On the roof each of us cradled a bunny in our arms and overlooked our square mile of city that lay in complete darkness. I rubbed the bunny's soft head against my cheek and thought of my dog at home in G-Town, and the feel of her soft ears and whiskery little lips against my cheek too.
There was a half moon, pale honey colored and bright. In our part of the dark city, I could see the reflective glows of car lights on the tops of tall cement buildings, a subtle stream of flickering lights showing me the maze of narrow streets below. Inside my neighbors houses the cold lights of cellphones guided the way across dark houses.
Houses are not soft here. No carpets and they're built with rough cement, steel, red brick or homemade adobe. Code isn't really a thing -- winding narrow staircases, no railings, risky drop offs, Windows with no glass, open roof rooms or simply whole open sides of houses are so common. It's hard to imagine navigating this in the dark...
These weeks here in Ayacucho seem to be a blur looking back. Seems like perhaps I've been in a honeymoon phase with this place the entire five weeks I've been here. And now, with only four days left, I'm just now starting to be irked by the constant honking, crowded streets and dog fights. Some of my annoyances are a given for a foreigner: I'll always be gringa, my Spanish will never keep up, I'll always get too many catcalls, and will never feel totally safe. I miss the freedoms that come with belonging, blending in and knowing that accompany my experience of the states.
All that to say, time is wrapping up, and I'm ready.
Día del Campesino is a little known holiday in Peru that really, only small school children celebrate. I currently work at a Kindergarten with 9 students from 2 to 5 years old. Surprisingly, it's hard to teach 2-5 year olds. (Not surprising).
Dia del Campesino is the day thanking and celebrating the farmers of the Peruvian Andes. For us in Ayacucho, it means celebrating the neighboring pueblos of Ayacucho.
The children arrived at school dressed as miniature Quechua abuelos and abuelitas. They carried pick axes and mantas, and wore tiny, recycled rubber tired sandles. They dressed in the traditional Andean ware of the region, beautiful in their colors, top hats and scarfs. We took the kids to a park, where they pretended to sow seeds. We had a picnic in the shade of the traditional cheese, boiled potatoes, boiled corn and beers with lime.
Additionally, my fellow teachers had a grand time also dressing me as a traditional Quechua woman, fit with wide skirt, frilly blouse, colorful manta and a top hat. I definitely won best dressed gringa for the day.

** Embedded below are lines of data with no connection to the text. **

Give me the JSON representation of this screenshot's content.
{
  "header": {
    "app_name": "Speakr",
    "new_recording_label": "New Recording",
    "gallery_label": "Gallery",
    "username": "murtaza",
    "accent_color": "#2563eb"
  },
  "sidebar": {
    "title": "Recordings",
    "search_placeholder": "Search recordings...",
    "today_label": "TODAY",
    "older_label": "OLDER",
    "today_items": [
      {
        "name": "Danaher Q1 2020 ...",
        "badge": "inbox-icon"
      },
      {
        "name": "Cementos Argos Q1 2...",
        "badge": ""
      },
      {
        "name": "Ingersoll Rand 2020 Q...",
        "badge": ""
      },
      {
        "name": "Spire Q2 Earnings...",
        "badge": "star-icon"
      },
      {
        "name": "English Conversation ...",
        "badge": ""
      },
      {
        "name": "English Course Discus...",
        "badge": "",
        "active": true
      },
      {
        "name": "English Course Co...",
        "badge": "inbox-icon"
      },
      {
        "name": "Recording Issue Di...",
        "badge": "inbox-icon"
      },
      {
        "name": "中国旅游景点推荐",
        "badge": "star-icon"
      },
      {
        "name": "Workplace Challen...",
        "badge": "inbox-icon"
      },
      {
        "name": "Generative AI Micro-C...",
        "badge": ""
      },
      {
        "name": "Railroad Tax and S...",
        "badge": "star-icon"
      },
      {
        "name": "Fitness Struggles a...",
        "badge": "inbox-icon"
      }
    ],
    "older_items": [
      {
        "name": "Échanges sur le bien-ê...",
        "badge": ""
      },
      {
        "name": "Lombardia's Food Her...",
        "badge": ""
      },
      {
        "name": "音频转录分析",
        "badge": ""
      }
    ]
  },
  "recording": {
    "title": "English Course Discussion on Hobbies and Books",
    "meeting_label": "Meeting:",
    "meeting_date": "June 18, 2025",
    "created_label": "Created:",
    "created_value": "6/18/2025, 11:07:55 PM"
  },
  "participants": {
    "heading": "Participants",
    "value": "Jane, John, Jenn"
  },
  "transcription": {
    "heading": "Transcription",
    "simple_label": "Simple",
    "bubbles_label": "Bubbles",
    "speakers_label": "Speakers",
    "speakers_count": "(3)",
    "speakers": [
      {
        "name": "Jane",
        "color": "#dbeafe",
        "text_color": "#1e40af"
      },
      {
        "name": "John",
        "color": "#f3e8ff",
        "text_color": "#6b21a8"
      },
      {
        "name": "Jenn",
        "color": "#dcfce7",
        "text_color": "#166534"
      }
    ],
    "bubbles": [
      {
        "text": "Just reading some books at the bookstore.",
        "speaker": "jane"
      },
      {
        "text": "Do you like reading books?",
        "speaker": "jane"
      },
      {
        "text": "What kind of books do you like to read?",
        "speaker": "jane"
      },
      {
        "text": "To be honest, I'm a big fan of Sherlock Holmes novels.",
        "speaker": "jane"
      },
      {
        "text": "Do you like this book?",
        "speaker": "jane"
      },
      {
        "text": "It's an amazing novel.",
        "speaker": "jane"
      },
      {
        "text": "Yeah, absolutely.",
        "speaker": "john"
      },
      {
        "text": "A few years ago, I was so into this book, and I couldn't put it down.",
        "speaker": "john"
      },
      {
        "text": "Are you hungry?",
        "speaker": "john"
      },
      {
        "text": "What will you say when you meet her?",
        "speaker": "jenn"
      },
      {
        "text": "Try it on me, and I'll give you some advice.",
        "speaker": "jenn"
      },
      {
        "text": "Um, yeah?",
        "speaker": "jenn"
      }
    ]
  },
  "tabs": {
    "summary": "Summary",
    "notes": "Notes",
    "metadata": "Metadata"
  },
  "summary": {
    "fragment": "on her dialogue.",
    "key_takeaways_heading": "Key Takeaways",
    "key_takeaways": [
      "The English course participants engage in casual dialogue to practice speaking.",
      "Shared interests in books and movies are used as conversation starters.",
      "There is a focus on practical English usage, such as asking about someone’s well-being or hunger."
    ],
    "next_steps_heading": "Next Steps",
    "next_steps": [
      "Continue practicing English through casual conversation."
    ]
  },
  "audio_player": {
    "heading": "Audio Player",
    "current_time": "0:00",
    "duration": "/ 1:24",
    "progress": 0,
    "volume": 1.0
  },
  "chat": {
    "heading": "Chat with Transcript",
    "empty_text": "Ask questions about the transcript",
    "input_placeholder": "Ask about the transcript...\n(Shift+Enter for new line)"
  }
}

My aunt joined the picnic and looked around. "Where's Maddie?" She asked.
"Maddie flew back to the states this morning," I responded. They laughed. Thus ends one of the only successful jokes I have made in Spanish. Dia del Campesino was three weeks ago and my coworkers still quote me on this.
I've just finished week ten of my stay in this awesome country: Peru. Today in Ayacucho is the first day I've seen the sky this heavy, and mediodía this cold. I could hear the rain pounding on the tin roof three floors up, and on the street outside all last night. Heavy rain is a comforting sound, especially to a Midwest kid. When my host mother opened the door this morning to sweep the patch of cement of our doorstop, metal clanging loudly at 6am, that cool, fresh smell of after rain swept through the room and I smiled in my early morning daze.
The rain came so hard last night that the wetness on the streets has stayed, settling the dust. I've never seen the streets wet here, usually the dry heat sucks the dampness right back up.
I only am here in Ayacucho one more week and I feel a tug at the corner of my heart when my mom, brother and I snuggle in bed watching our nightly soap, or when my students hug me and yell "gut mornink teach-ar!" Or when my favorite street pup lets me pet it on my way home. I could stay so much longer, I think.
And yet, as the spoiled American that I am, I know, not so deep down, that all I really want is a hot shower and a beer. A good beer, something hoppy. Like a two-hearted. Or better yet, zombie dust. And the shower, dear Jesus, do I need to extrapolate? Nothing against my little laundry tub bathing experiences twice a week. Oh yes, and I'd like to see my family too.